What ECCTA did, and what it deliberately did not
The Economic Crime and Corporate Transparency Act 2023 rewrote the Companies House identity, address and verification regime — covered in earlier posts on this site — and tightened the PSC regime by linking director and PSC identity verification through Authorised Corporate Service Providers. It did not touch TRS. The Trust Registration Service remains the operational responsibility of HMRC, governed by the MLR 2017 as amended, and unaffected by ECCTA's reforms.
That is a policy choice, not an oversight. Pre-legislative consultation around the second Economic Crime Bill explicitly weighed, and rejected, a unified UK beneficial-ownership register. The Treasury's preference was that trust data remain under HMRC's tax-administration umbrella rather than become publicly searchable through a Companies House-style portal. The result is a transparency regime split by regulator and unified only at the level of the obliged entity — the bank, the accountant, the lawyer — who must check both and report any discrepancies to either.

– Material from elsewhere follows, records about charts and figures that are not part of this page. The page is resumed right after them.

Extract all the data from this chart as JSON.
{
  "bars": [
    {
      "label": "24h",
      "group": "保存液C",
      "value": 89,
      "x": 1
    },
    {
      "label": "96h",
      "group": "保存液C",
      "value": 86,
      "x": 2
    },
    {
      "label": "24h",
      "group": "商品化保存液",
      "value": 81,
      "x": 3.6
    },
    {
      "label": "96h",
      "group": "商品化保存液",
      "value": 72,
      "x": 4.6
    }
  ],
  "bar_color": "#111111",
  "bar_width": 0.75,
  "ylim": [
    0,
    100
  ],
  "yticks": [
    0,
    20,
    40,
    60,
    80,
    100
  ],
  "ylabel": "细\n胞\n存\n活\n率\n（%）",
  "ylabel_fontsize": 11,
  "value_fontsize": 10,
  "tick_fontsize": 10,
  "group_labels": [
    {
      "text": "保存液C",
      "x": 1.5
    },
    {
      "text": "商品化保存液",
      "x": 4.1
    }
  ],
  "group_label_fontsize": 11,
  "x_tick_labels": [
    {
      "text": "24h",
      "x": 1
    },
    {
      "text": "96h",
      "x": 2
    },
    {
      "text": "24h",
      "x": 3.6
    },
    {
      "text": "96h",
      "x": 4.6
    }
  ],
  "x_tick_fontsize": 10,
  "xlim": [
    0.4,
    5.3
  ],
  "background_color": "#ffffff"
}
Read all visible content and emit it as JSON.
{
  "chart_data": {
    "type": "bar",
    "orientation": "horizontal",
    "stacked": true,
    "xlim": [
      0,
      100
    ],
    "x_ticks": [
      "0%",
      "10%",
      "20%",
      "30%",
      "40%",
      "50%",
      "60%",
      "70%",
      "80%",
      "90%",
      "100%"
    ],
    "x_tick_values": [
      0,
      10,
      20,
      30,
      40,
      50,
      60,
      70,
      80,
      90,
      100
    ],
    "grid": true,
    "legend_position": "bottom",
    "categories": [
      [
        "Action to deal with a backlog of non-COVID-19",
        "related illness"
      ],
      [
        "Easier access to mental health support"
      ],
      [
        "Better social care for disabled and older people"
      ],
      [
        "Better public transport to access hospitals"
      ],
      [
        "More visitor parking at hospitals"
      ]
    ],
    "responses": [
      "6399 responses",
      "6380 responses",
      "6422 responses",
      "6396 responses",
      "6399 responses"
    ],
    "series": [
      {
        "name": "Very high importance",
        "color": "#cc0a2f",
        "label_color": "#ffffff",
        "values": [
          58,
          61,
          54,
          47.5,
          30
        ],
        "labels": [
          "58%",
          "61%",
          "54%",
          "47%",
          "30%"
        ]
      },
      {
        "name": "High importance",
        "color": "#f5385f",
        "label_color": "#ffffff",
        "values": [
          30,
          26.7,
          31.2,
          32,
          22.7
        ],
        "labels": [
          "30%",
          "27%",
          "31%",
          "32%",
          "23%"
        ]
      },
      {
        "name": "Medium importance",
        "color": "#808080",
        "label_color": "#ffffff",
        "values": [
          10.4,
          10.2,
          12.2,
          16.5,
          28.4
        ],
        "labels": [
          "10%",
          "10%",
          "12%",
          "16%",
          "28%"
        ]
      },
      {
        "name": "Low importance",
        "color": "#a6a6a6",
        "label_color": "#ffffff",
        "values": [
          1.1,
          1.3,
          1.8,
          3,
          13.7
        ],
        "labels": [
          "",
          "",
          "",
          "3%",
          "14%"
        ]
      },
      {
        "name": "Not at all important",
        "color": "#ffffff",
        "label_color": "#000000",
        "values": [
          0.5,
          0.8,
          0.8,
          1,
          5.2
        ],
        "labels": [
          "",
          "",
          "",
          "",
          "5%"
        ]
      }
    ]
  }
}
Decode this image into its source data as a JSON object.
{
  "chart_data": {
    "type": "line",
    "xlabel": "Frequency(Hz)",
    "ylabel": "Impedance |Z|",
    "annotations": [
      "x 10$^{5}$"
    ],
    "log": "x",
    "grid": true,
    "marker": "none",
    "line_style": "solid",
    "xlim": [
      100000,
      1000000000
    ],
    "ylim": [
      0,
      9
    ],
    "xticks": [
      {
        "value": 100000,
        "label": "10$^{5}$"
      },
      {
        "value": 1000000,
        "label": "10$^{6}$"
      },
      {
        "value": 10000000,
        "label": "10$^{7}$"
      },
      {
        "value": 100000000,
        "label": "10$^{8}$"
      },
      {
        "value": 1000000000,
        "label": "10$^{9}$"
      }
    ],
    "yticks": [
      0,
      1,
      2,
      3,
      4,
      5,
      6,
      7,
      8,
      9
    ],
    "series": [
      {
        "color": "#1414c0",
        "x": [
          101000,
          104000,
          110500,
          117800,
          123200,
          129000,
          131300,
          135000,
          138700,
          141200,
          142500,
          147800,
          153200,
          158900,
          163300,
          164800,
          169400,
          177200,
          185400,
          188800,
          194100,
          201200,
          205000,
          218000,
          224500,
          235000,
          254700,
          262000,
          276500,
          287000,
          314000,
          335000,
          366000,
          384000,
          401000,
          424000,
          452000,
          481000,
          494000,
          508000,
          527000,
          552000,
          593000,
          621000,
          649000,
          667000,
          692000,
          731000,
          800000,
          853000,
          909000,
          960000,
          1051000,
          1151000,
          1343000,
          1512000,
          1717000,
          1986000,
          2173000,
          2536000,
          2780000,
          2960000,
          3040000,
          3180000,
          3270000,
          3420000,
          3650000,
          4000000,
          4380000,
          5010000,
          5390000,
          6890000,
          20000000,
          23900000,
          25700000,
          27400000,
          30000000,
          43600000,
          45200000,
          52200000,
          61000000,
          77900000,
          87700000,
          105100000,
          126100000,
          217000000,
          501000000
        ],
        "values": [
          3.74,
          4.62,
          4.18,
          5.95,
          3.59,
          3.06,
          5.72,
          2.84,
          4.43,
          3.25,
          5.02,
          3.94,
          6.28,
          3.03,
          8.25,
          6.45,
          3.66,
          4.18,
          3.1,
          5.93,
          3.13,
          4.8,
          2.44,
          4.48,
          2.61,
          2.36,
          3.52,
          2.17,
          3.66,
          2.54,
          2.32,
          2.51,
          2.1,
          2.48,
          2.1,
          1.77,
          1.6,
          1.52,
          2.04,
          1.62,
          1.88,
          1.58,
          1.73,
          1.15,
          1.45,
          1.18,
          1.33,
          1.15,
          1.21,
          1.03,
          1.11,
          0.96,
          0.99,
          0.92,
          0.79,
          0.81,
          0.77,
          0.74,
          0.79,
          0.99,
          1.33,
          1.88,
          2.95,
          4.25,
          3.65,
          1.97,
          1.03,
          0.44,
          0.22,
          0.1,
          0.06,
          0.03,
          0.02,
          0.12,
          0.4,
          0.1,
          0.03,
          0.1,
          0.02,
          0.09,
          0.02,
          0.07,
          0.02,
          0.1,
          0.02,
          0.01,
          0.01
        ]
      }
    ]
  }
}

Where due diligence quietly fails
In practice, the divergence shows up at three points in any ownership check on a UK company:
- The PSC says "trustee". Companies House records the trustee as the registrable individual, with a description of the role. The trust itself, its settlor, its protector and its discretionary class are invisible without a TRS request.
- The PSC says "no individual has significant control". Common where ownership is dispersed below 25% across multiple trusts. Each individual trust still registers with HMRC; the company is recorded as effectively PSC-exempt on Companies House.
- The PSC says a foreign holding company controls the UK entity. That entity may itself be held by a non-UK trust with a TRS registration if it touches UK assets — but the public-register user has no signal to look for it.
For regulated firms running customer due diligence under MLR 2017, the duty to check both registers (and to file discrepancy reports under regulation 30A and the parallel TRS discrepancy provisions) closes the loop. For everyone else — counterparties, investors, journalists, civil society — the PSC register continues to look like Britain's beneficial-ownership disclosure when it is, in fact, only half of it.
Editorial view
Three years on from the September 2022 deadline, TRS has succeeded as a compliance project and failed as a transparency one. The data has been collected. The data is rarely read outside HMRC and the regulated sector. The Treasury's decision to keep TRS behind a "legitimate interest" gate, while Companies House has spent a decade making PSC data the most-consumed corporate dataset in the country, has left Britain with a regime that satisfies the letter of 5MLD without delivering the public-scrutiny dividend that PSC has demonstrably produced.
Whether the next round of economic-crime legislation — already trailed in the 2025 Economic Crime Plan refresh — revisits that boundary is the open question of the next two years. Until it does, TRS will remain the corporate-transparency story most due-diligence workflows still treat as someone else's problem.